Our Research

Neurofibromatosis Type 1

In addition to the high risk of developing tumors in the nervous system, approximately 30-70 percent of individuals with neurofibromatosis type 1 (NF1) have learning disabilities, representing the most significant cause of lifetime morbidity associated with this disease. The Zhu Laboratory is interested in understanding the role of NF1 in developing neural stem and progenitor cells and how its loss causes developmental abnormalities, leading to the structural brain defects associated with severe learning disabilities in humans, and the development of benign peripheral nerve sheath tumor – plexiform neurofibroma in the peripheral nervous system (PNS), and optic pathway glioma in the central nervous system (CNS). The research group of Yuan Zhu, Ph.D., is investigating the mechanism underlying these NF1-associated diseases and performing preclinical studies with animal models. Our goal is to integrate basic, translational and clinical research to develop novel preventive and treatment therapies for NF1-associated diseases.
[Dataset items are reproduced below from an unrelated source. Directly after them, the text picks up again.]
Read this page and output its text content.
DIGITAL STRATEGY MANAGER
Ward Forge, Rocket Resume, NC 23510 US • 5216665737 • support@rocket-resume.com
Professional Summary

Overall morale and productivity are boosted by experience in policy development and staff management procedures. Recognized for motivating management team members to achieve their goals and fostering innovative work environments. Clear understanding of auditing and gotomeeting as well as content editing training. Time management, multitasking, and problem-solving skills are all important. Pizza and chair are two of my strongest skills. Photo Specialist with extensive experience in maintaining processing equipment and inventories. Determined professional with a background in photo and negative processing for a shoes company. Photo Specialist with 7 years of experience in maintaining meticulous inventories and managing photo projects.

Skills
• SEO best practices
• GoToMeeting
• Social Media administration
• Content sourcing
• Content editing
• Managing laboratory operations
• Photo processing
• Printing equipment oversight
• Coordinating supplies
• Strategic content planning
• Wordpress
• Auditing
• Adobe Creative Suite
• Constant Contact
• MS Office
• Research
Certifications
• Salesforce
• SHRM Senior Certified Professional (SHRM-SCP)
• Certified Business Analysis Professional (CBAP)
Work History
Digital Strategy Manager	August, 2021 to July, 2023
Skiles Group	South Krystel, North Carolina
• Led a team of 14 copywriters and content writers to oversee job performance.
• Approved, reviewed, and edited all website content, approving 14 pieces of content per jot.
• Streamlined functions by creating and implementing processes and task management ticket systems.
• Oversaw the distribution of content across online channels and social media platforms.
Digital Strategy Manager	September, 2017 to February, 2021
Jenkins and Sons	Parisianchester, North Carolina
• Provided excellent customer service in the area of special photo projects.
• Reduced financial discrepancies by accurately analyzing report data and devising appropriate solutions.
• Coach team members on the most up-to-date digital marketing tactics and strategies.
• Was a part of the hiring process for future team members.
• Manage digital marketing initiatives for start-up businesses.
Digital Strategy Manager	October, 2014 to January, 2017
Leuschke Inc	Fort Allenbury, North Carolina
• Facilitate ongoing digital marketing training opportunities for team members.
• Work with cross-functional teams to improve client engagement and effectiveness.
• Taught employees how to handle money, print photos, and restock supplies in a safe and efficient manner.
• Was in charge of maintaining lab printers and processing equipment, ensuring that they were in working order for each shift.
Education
High-Grade Glioma and Glioblastoma 

NF1 tumor suppressor gene is one of the most frequently mutated genes in high-grade glioma and glioblastoma (GBM) – the most frequent and lethal brain cancer in humans. However, the development of GBM in individuals afflicted with NF1 is not common. Using GEM models, we have demonstrated that inactivation of NF1 is not a robust oncogenic event unless it occurs in the context of p53 loss. Thus, sequential inactivation of tumor suppressor genes p53 and NF1 is required for effectively transforming neural stem and progenitor cells in the subventricular zone (SVZ) of the lateral ventricle. These studies have established NF1 as a context-dependent tumor suppressor gene in GBM, providing the mechanism by which most individuals with NF1 have no increased risk of developing GBM. We are exploring these mouse models to address:

1. How the tumor suppressor genes p53 and NF1 regulate growth and transformation of neural stem/progenitor cells in vivo and in vitro?
2. What is the lineage relationship between neural stem and progenitor cells or differentiated cells and GBM in the nervous system?
3. What is the molecular mechanism(s) underlying the development of astrocytomas/GBM and malignant peripheral nerve sheath tumors (MPNSTs) from normal neural stem and progenitor cells?